Chi oggi visita gli scavi archeologici di Luni, può solo immaginare il fasto e la ricchezza di una città che, per la sua importanza diede il nome alle valli circostanti. Di notevole rilevanza sono il tempio della dea Luna, i cui resti, conservati al Museo Archeologico di Firenze, lasciano intravedere le contaminazioni greche ed etrusche, a dimostrazione del fatto che, già prima della dominazione romana, l’area era soggetta a numerosi scambi di natura culturale e commerciale.
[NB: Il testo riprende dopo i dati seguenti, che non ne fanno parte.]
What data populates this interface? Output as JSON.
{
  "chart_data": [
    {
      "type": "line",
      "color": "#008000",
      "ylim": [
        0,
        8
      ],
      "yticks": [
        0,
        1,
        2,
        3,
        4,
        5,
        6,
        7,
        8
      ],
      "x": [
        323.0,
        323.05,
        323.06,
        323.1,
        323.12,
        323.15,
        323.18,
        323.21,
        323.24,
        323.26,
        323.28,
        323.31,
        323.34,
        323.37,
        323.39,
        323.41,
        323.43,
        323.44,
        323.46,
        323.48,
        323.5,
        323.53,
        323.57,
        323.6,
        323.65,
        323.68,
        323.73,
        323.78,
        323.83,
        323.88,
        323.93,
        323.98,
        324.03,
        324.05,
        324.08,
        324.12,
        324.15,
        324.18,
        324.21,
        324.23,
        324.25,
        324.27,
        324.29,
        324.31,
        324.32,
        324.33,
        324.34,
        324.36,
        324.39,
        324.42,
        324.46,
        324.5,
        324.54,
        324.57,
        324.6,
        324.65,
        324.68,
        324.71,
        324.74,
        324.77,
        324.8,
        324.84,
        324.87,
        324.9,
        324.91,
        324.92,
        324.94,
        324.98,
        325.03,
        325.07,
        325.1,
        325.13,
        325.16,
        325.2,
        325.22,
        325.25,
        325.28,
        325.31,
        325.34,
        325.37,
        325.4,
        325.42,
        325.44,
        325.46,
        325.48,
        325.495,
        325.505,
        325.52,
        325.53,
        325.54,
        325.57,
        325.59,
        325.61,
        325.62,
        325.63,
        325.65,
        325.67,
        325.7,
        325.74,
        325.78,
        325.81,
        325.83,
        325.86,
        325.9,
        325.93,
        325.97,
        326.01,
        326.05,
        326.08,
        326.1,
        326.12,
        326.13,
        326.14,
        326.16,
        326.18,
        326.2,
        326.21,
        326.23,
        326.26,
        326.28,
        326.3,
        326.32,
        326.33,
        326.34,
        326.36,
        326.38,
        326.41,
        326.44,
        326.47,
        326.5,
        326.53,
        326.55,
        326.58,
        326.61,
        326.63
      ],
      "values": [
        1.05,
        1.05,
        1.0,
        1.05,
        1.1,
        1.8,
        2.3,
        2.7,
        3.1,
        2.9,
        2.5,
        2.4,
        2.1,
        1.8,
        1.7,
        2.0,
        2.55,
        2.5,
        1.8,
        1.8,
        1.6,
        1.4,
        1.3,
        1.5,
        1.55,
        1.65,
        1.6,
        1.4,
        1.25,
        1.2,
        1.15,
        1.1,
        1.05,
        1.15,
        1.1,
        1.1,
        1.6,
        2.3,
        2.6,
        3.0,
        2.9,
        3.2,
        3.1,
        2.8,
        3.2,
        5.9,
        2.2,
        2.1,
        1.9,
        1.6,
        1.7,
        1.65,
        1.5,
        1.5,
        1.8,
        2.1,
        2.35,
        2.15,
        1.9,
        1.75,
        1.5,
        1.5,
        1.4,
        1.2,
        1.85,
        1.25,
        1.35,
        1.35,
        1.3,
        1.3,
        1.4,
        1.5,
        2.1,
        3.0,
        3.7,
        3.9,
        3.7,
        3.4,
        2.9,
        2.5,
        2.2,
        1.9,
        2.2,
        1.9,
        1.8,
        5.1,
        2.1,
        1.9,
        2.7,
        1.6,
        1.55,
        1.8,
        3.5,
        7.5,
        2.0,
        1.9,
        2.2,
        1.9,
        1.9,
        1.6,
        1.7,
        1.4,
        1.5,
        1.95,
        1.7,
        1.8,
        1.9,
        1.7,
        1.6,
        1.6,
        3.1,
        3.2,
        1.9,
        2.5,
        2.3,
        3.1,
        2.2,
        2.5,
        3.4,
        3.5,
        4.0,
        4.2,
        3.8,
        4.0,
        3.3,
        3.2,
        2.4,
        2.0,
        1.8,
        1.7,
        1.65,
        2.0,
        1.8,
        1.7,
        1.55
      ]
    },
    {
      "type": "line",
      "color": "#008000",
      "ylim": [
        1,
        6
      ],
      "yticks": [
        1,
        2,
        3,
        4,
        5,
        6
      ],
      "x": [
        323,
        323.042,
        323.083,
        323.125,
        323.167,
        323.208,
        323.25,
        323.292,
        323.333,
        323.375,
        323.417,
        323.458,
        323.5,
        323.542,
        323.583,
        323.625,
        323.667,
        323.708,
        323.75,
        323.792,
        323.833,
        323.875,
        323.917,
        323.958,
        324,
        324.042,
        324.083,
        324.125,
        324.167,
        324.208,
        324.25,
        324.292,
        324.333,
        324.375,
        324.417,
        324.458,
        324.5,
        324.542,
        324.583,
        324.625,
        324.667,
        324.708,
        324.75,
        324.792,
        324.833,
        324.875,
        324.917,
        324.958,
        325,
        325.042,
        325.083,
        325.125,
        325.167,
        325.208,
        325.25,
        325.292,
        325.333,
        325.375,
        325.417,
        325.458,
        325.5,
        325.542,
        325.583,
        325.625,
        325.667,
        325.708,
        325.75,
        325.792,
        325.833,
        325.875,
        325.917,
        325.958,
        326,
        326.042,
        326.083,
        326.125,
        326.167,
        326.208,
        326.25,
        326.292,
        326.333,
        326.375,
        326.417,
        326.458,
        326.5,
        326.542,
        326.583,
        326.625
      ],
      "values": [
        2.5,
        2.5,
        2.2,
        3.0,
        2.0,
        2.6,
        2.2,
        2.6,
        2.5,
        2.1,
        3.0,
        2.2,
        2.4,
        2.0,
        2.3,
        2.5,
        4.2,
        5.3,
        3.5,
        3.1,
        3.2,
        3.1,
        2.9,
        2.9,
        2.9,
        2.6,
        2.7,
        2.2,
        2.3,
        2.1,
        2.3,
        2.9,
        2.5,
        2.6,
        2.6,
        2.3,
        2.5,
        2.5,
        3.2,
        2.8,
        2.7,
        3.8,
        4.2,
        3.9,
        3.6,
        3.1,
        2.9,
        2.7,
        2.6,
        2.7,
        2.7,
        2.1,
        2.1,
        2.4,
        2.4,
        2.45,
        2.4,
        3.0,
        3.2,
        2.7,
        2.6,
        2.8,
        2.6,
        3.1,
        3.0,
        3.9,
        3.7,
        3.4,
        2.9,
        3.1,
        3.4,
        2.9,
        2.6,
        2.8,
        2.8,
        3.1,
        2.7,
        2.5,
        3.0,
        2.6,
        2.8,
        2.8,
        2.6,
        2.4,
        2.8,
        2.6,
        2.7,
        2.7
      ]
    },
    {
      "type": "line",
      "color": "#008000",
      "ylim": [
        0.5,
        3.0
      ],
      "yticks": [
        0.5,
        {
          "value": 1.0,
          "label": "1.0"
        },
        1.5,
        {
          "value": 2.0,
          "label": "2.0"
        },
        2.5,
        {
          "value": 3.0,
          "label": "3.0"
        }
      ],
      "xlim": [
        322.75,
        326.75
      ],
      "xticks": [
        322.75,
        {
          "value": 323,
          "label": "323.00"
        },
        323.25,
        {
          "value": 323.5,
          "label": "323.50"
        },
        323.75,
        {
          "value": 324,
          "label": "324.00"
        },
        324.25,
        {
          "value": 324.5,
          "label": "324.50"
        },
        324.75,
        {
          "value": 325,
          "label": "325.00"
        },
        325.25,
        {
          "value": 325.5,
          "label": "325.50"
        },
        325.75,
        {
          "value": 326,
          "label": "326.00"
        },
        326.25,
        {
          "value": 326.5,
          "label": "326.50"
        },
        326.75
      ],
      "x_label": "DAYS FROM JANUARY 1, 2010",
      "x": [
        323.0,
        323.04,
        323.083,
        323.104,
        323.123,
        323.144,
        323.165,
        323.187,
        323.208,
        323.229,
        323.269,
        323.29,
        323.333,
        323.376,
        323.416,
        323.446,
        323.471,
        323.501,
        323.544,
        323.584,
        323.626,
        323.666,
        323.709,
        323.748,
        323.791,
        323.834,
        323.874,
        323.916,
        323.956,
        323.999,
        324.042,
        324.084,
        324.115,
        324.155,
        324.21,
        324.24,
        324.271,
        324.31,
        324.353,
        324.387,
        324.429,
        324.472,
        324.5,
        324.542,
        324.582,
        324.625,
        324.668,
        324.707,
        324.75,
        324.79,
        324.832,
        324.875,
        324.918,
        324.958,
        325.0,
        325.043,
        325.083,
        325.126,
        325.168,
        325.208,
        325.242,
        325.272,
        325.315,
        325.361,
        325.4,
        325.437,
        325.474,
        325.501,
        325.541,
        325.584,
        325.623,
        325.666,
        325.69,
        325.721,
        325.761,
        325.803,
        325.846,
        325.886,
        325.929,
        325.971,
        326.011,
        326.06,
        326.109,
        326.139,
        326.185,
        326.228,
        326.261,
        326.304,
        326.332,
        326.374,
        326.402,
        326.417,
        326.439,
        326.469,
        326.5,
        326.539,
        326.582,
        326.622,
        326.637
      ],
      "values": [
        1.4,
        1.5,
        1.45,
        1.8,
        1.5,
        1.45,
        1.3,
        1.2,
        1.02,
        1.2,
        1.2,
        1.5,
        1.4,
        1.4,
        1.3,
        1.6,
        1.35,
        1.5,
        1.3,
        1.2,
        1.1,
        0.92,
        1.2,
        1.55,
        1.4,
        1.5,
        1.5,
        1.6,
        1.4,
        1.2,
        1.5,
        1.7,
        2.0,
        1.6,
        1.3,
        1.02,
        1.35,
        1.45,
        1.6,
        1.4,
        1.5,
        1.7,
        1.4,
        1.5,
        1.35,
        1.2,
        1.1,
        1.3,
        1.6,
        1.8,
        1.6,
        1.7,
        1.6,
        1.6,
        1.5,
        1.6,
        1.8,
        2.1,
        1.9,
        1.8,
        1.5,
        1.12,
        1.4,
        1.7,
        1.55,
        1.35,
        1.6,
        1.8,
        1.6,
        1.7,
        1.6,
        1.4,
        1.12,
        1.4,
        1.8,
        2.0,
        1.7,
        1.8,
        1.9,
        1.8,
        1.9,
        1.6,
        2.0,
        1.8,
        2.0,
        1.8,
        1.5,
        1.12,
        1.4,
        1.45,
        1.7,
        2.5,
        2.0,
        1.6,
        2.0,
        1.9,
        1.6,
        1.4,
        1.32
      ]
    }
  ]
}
Di grande interesse sono anche i resti delle domus romane, del già citato anfiteatro e del foro con il colonnato, dei portici laterali e il Capitolium, ovvero il tempio dedicato alla triade capitolina Giove Giunone e Minerva, e che riprende il tempio di Giove Ottimo Massimo sul Campidoglio a Roma.
Insomma per partire in un viaggio di esplorazione nell’odierna Lunigiana, non è una cattiva idea iniziare proprio da Luni il cui ricordo stampato nei suoi marmi ci ricorda che eravamo un popolo fiero e combattivo, cosa che non dovremmo scordare mai.